Course
Dinner
Servings
3-4
Tips & Tricks:
- 🔪 Skip steps with knife if you completed the prep ideas!
- 🥶 Make soup up to step 3b (just before adding kale) and freeze for up to 3 months.
- 🧈 To make this recipe Keto friendly, remove the beans or use these organic black soy beans.
Ingredients:
- 1 (15 oz) can of navy, cannellini, pinto, or kidney beans
- 1 tbsp olive oil
- 1 lb ground sausage such as Italian
- 4 cups of chicken or vegetable stock/broth
- 4 celery stalks
- 2 medium carrots
- 1 small yellow or sweet onion
- 3 tsp of dried rosemary, oregano, basil, or parsley
- 3 cups of curly kale, about 1 bunch
- Salt and pepper to taste
Optional Garnish
- Parmesan (if not dairy free)
- Lemon wedge
Directions:
- 🔪 Veg Prep (can be done up to 3 days ahead)
- Drain and rinse canned beans.
- Slice celery into 1/4 inch half moons.
- Slice carrots into 1/4 inch half moons.
- Small chop onion.
- Remove kale from stem and tear or chop into bite size pieces.
- Saute Time
- Set pressure cooker on saute.
- Add oil.
- Once oil is hot add sausage (removed from casing if you purchased links) and break up with a sturdy spatula.
- Let the broken up sausage brown on all sides, stirring and flipping occasionally, about 4 minutes.
- Add celery, carrots, and onion and cook for an additional 4 minutes.
- Add drained and rinsed beans, broth/stock, dried herbs, and 2 tsp of salt.
- Stir to combine and close the lid to the pressure cooker.
- Pressure Cook Time
- Close steam vent and set pressure cooked to high pressure for 30 minutes.
- Once time is up, quick release pressure.

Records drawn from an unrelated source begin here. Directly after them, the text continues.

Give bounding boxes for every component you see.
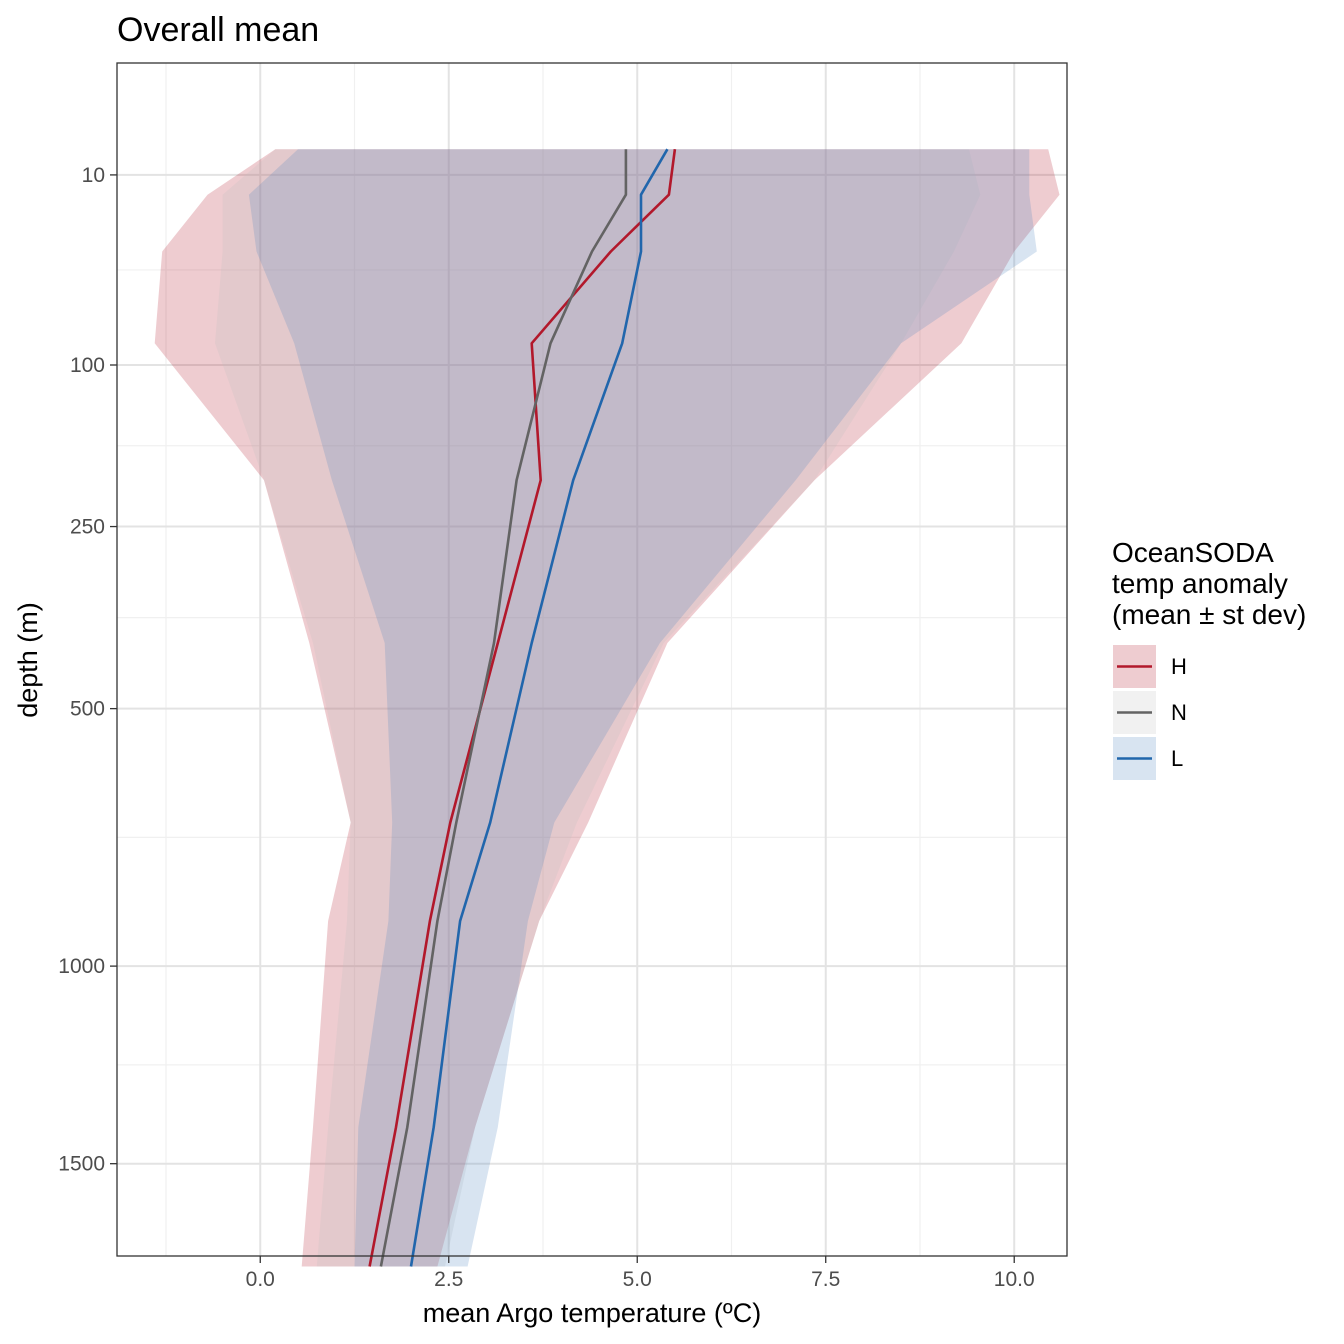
ribbon-H bbox=[154, 149, 1060, 1267]
y-tick-label: 1500 bbox=[58, 1153, 105, 1176]
ribbon-N bbox=[215, 149, 981, 1267]
gridlines bbox=[117, 63, 1067, 1256]
legend-title-line: (mean ± st dev) bbox=[1112, 599, 1306, 630]
y-tick-label: 500 bbox=[70, 698, 105, 721]
y-tick-label: 10 bbox=[82, 164, 105, 187]
y-tick-label: 1000 bbox=[58, 955, 105, 978]
legend-title-line: OceanSODA bbox=[1112, 537, 1274, 568]
x-tick-label: 10.0 bbox=[994, 1268, 1035, 1291]
chart-title: Overall mean bbox=[117, 11, 319, 49]
x-tick-label: 2.5 bbox=[434, 1268, 463, 1291]
legend-label-H: H bbox=[1171, 654, 1187, 679]
ribbons bbox=[154, 149, 1060, 1267]
mean-line-L bbox=[409, 148, 669, 1267]
legend-label-N: N bbox=[1171, 700, 1187, 725]
y-axis-title: depth (m) bbox=[13, 602, 43, 718]
plot-panel bbox=[117, 63, 1067, 1256]
y-tick-label: 250 bbox=[70, 516, 105, 539]
legend-title-line: temp anomaly bbox=[1112, 568, 1288, 599]
mean-line-N bbox=[379, 149, 628, 1267]
x-axis: 0.0 2.5 5.0 7.5 10.0 bbox=[246, 1256, 1035, 1291]
x-tick-label: 0.0 bbox=[246, 1268, 275, 1291]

- Stir in torn kale and let it sit in the hot soup until softened, about 5 minutes.
- Serve
- Serve in bowls garnished with a squeeze of lemon and a sprinkle of parmesan.
Reheat Options
- Warm soup in a medium pot over medium heat at a simmer for about 5-7 minutes.
- Or microwave for 3-4 minutes, stirring halfway through.